Отели, мини-гостиницы, знакомые места, река, зимнее солнце, садящееся за колесом обозрения «Лондонский глаз», собачники в парке Хэмпстед-Хит, парящие в небе воздушные змеи, это дом?
На поезде я доехала до Манчестера. Прямые улицы с домами строгой промышленной архитектуры по сторонам. Невысокий собор, втиснутый между торговым центром и ревущим машинами проспектом. Музей футбола, переделанные под галереи склады, ратуша, обвитая паутиной трамвайных путей, каменные колонны, красный кирпич, редкие деревца, переход через канал по воротам шлюза, хватаясь за черные металлические поручни, ползком по полметра на ту сторону. Скрежет и лязг поездов, велосипедисты, готовые к броску через Пеннинские горы, это дом?
Я ела чипсы на Альберт-сквер под музыку ансамбля стальных барабанов, зашла в паб, чтобы спокойно пропустить пинту пива, бросила фунт в игровой автомат, проиграла, после чего на закате дня села в поезд с Пиккадилли до Дерби.
Дерби.
Это мой дом, самое дорогое, место, которое что-то значит? Больше, чем плитка и бетон, кирпич и асфальт?
Я заселилась в гостиницу у вокзала, «Экспресс-премьер-эксклюзив-чего-то»: номер размером с конуру, простыни словно приклеены к кровати, все слишком горячее, занавески слишком плотные, ночь слишком темная, трубы гудящие – и спала как убитая.
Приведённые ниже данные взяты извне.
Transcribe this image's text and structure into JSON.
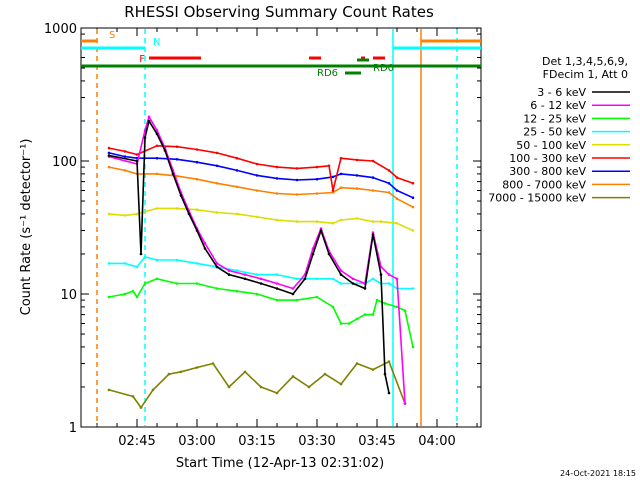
{
  "chart_data": {
    "type": "line",
    "title": "RHESSI Observing Summary Count Rates",
    "xlabel": "Start Time (12-Apr-13 02:31:02)",
    "ylabel": "Count Rate (s⁻¹ detector⁻¹)",
    "y_scale": "log",
    "ylim": [
      1,
      1000
    ],
    "xlim": [
      "02:31",
      "04:11"
    ],
    "x_ticks": [
      "02:45",
      "03:00",
      "03:15",
      "03:30",
      "03:45",
      "04:00"
    ],
    "y_ticks": [
      "1",
      "10",
      "100",
      "1000"
    ],
    "grid": false,
    "legend_position": "right",
    "legend_header": [
      "Det 1,3,4,5,6,9,",
      "FDecim 1, Att 0"
    ],
    "footer_date": "24-Oct-2021 18:15",
    "series": [
      {
        "name": "3 - 6 keV",
        "color": "#000000",
        "x": [
          "02:38",
          "02:45",
          "02:46",
          "02:47",
          "02:48",
          "02:50",
          "02:52",
          "02:54",
          "02:56",
          "02:58",
          "03:00",
          "03:02",
          "03:05",
          "03:08",
          "03:12",
          "03:16",
          "03:20",
          "03:24",
          "03:27",
          "03:29",
          "03:31",
          "03:33",
          "03:36",
          "03:39",
          "03:42",
          "03:44",
          "03:46",
          "03:47",
          "03:48"
        ],
        "y": [
          110,
          100,
          20,
          150,
          200,
          160,
          120,
          80,
          55,
          40,
          30,
          22,
          16,
          14,
          13,
          12,
          11,
          10,
          13,
          20,
          30,
          20,
          14,
          12,
          11,
          28,
          14,
          2.5,
          1.8
        ]
      },
      {
        "name": "6 - 12 keV",
        "color": "#ff00ff",
        "x": [
          "02:38",
          "02:45",
          "02:47",
          "02:48",
          "02:50",
          "02:52",
          "02:54",
          "02:56",
          "02:58",
          "03:00",
          "03:02",
          "03:05",
          "03:08",
          "03:12",
          "03:16",
          "03:20",
          "03:24",
          "03:27",
          "03:29",
          "03:31",
          "03:33",
          "03:36",
          "03:39",
          "03:42",
          "03:44",
          "03:46",
          "03:48",
          "03:50",
          "03:52"
        ],
        "y": [
          108,
          95,
          170,
          215,
          170,
          125,
          85,
          58,
          42,
          31,
          24,
          17,
          15,
          14,
          13,
          12,
          11,
          14,
          22,
          31,
          21,
          15,
          13,
          12,
          29,
          16,
          14,
          13,
          1.5
        ]
      },
      {
        "name": "12 - 25 keV",
        "color": "#00ff00",
        "x": [
          "02:38",
          "02:42",
          "02:44",
          "02:45",
          "02:47",
          "02:50",
          "02:55",
          "03:00",
          "03:05",
          "03:10",
          "03:15",
          "03:20",
          "03:25",
          "03:30",
          "03:34",
          "03:36",
          "03:38",
          "03:40",
          "03:42",
          "03:44",
          "03:45",
          "03:47",
          "03:50",
          "03:52",
          "03:54"
        ],
        "y": [
          9.5,
          10,
          10.5,
          9.5,
          12,
          13,
          12,
          12,
          11,
          10.5,
          10,
          9,
          9,
          9.5,
          8,
          6,
          6,
          6.5,
          7,
          7,
          9,
          8.5,
          8,
          7.5,
          4
        ]
      },
      {
        "name": "25 - 50 keV",
        "color": "#00ffff",
        "x": [
          "02:38",
          "02:42",
          "02:45",
          "02:47",
          "02:50",
          "02:55",
          "03:00",
          "03:05",
          "03:10",
          "03:15",
          "03:20",
          "03:25",
          "03:30",
          "03:34",
          "03:36",
          "03:40",
          "03:42",
          "03:44",
          "03:46",
          "03:48",
          "03:50",
          "03:54"
        ],
        "y": [
          17,
          17,
          16,
          19,
          18,
          18,
          17,
          16,
          15,
          14,
          14,
          13,
          13,
          13,
          12,
          12,
          12,
          13,
          12,
          12,
          11,
          11
        ]
      },
      {
        "name": "50 - 100 keV",
        "color": "#dddd00",
        "x": [
          "02:38",
          "02:42",
          "02:45",
          "02:50",
          "02:55",
          "03:00",
          "03:05",
          "03:10",
          "03:15",
          "03:20",
          "03:25",
          "03:30",
          "03:34",
          "03:36",
          "03:40",
          "03:44",
          "03:46",
          "03:50",
          "03:54"
        ],
        "y": [
          40,
          39,
          40,
          44,
          44,
          43,
          41,
          40,
          38,
          36,
          35,
          35,
          34,
          36,
          37,
          35,
          35,
          34,
          30
        ]
      },
      {
        "name": "100 - 300 keV",
        "color": "#ff0000",
        "x": [
          "02:38",
          "02:42",
          "02:45",
          "02:50",
          "02:55",
          "03:00",
          "03:05",
          "03:10",
          "03:15",
          "03:20",
          "03:25",
          "03:30",
          "03:33",
          "03:34",
          "03:36",
          "03:40",
          "03:44",
          "03:48",
          "03:50",
          "03:54"
        ],
        "y": [
          125,
          118,
          112,
          130,
          128,
          122,
          115,
          105,
          95,
          90,
          88,
          90,
          92,
          60,
          105,
          102,
          100,
          85,
          75,
          68
        ]
      },
      {
        "name": "300 - 800 keV",
        "color": "#0000ff",
        "x": [
          "02:38",
          "02:42",
          "02:45",
          "02:50",
          "02:55",
          "03:00",
          "03:05",
          "03:10",
          "03:15",
          "03:20",
          "03:25",
          "03:30",
          "03:34",
          "03:36",
          "03:40",
          "03:44",
          "03:48",
          "03:50",
          "03:54"
        ],
        "y": [
          115,
          108,
          105,
          105,
          103,
          98,
          92,
          85,
          78,
          74,
          72,
          73,
          76,
          80,
          78,
          75,
          68,
          60,
          53
        ]
      },
      {
        "name": "800 - 7000 keV",
        "color": "#ff8000",
        "x": [
          "02:38",
          "02:42",
          "02:45",
          "02:50",
          "02:55",
          "03:00",
          "03:05",
          "03:10",
          "03:15",
          "03:20",
          "03:25",
          "03:30",
          "03:34",
          "03:36",
          "03:40",
          "03:44",
          "03:48",
          "03:50",
          "03:54"
        ],
        "y": [
          90,
          85,
          80,
          80,
          77,
          73,
          68,
          64,
          60,
          57,
          56,
          57,
          58,
          63,
          62,
          60,
          58,
          52,
          45
        ]
      },
      {
        "name": "7000 - 15000 keV",
        "color": "#808000",
        "x": [
          "02:38",
          "02:44",
          "02:46",
          "02:49",
          "02:53",
          "02:56",
          "03:00",
          "03:04",
          "03:08",
          "03:12",
          "03:16",
          "03:20",
          "03:24",
          "03:28",
          "03:32",
          "03:36",
          "03:40",
          "03:44",
          "03:48",
          "03:52"
        ],
        "y": [
          1.9,
          1.7,
          1.4,
          1.9,
          2.5,
          2.6,
          2.8,
          3,
          2,
          2.6,
          2,
          1.8,
          2.4,
          2,
          2.5,
          2.1,
          3,
          2.7,
          3.1,
          1.5
        ]
      }
    ],
    "annotations": {
      "vlines": [
        {
          "x": "02:35",
          "color": "#ff8000",
          "style": "dashed"
        },
        {
          "x": "02:47",
          "color": "#00ffff",
          "style": "dashed"
        },
        {
          "x": "03:49",
          "color": "#00ffff",
          "style": "solid"
        },
        {
          "x": "03:56",
          "color": "#ff8000",
          "style": "solid"
        },
        {
          "x": "04:05",
          "color": "#00ffff",
          "style": "dashed"
        }
      ],
      "flags": [
        {
          "label": "S",
          "color": "#ff8000",
          "segments": [
            [
              "02:31",
              "02:35"
            ],
            [
              "03:56",
              "04:11"
            ]
          ]
        },
        {
          "label": "N",
          "color": "#00ffff",
          "segments": [
            [
              "02:31",
              "02:47"
            ],
            [
              "03:49",
              "04:11"
            ]
          ]
        },
        {
          "label": "F",
          "color": "#ff0000",
          "segments": [
            [
              "02:48",
              "03:01"
            ],
            [
              "03:28",
              "03:31"
            ],
            [
              "03:41",
              "03:42"
            ],
            [
              "03:44",
              "03:47"
            ]
          ]
        },
        {
          "label": "RD0",
          "color": "#008000",
          "segments": [
            [
              "03:40",
              "03:43"
            ]
          ]
        },
        {
          "label": "RD6",
          "color": "#008000",
          "segments": [
            [
              "03:37",
              "03:41"
            ]
          ]
        },
        {
          "label": "",
          "color": "#008000",
          "segments": [
            [
              "02:31",
              "04:11"
            ]
          ]
        }
      ]
    }
  }
}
Иду по улицам, по которым моя нога не ступала уж сама не знаю сколько времени. Магазины, где я пропадала ребенком, – компакт- и DVD-диски, три за десятку, четыре за пятнадцать фунтов, торгуйся, если нравится то, что у них есть. Салон связи, аксессуары, чехлы с совами, гарнитуры, колечки на пальцы ног, салон татуажа, куда мы не решались зайти детьми, несмотря на всю похвальбу.
Это дом?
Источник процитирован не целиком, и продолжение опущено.